Du stehst an der Haltestelle und wartest
auf den Bus. Es ist ein kalter und regnerischer Oktobertag. Hundert Meter
weiter steht ein Krankenwagen. Die Lichter blinken. Mitten auf der Straße steht
der. Was für eine Frechheit! Eine Unverfrorenheit! Vor einem Haus. Vor einem
dieser kleinen Reihenhäuser an der Hauptstraße. Einfamilienhäuser aus einer
früheren Epoche. In zweiter Reihe. Und plötzlich machst du dir Sorgen. Deine
Tochter ist laufen gegangen…
Nicht, dass der was passiert ist…
Du guckst genauer hin, versuchst etwas
zu erkennen, aber es ist nichts zu sehen. Nur das Blinken der verschiedenen
Lampen auf der Rückseite des Krankenwagens. Die verschlossen ist.
Nicht, dass da jemand drinnen ist…
Wenn sie gestürzt ist oder wie an
Weihnachten einfach so umgekippt ist oder über die Straße wollte…
und sich nicht umgeguckt hat… Oder die sind in
dem Haus. Oder da ist jemand drinnen. Und die können nicht fahren, nicht
losfahren, bevor die ihn stabilisiert haben. Oder sie…

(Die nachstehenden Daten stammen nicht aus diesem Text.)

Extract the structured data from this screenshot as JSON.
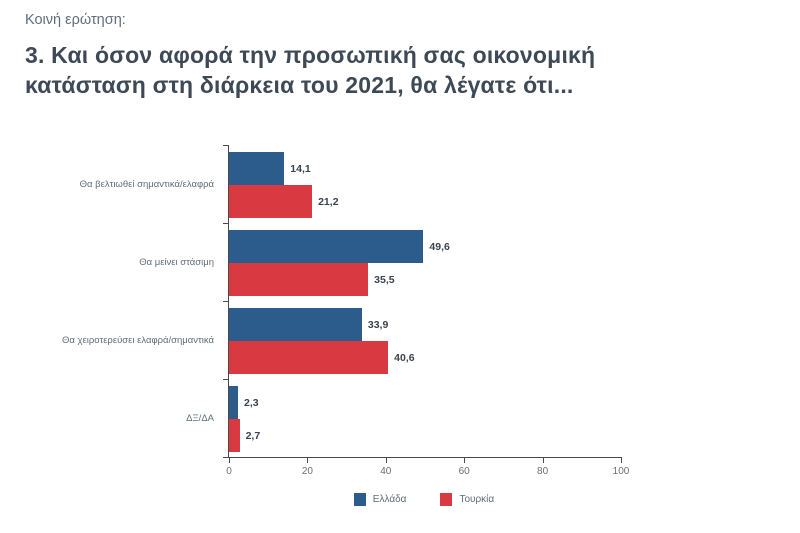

Du guckst dich um, denkst: Wenn sie
laufen ist, müsste sie eigentlich an dir vorbeikommen. Das ist nämlich ihre
Strecke, hier an der Hauptstraße entlang, in Richtung Stadt. Oder läuft sie
woanders lang? Sie hat nichts gesagt
Wenn ihr jetzt was passiert wäre, meinst
du, dass Nadine dann mit dir reden würde? Im Krankenhaus. Oder würde sie selbst
in dieser Situation nicht mit dir reden? Kein Wort sagen? Noch nicht mal im
gleichen Raum wie du sein wollen? Oder wäre das wie in diesen Filmen, diesen
Fernsehfilmen im Ersten oder Zweiten, wo die Eltern durch ein Unglück (immer
ein nicht-tödliches, denn dann ist es ja zu spät) wieder zueinander finden,
wieder aufeinander zugehen, sich wieder langsam aufeinander zu bewegen? Oder
würden wir sie beide abwechselnd besuchen, peinlich genau darauf achtend, dem
anderen tunlichst nicht über den Weg zu laufen,
auch nicht durch Zufall? Vielleicht wär das ja eine Chance. Eine Chance für die
Liebe.
du wärst eh 24 Stunden da, würdest die
Wände hochgehen, wenn deine Tochter im Krankenhaus wär. So wie du bist.
So
wie du bist…
Der Bus kommt und du setzt dich nicht
hin, sondern stellst dich stattdessen links in den Raum, der normalerweise für
Kinderwagen und Rollstuhlfahrer reserviert ist. So kannst du besser sehen, was
da passiert ist. Der Bus fährt los und genau in diesem Augenblick kommen die
Sanitäter (dein Vater nannte die damals immer „Sanitöter“) mit einer Trage aus
dem Hauseingang vor dem der Krankenwagen steht. Nachdem der Bus an dem Krankenwagen vorbeigefahren
ist, kannst du sehen, dass auf der Trage ein dick eingepackter Körper liegt.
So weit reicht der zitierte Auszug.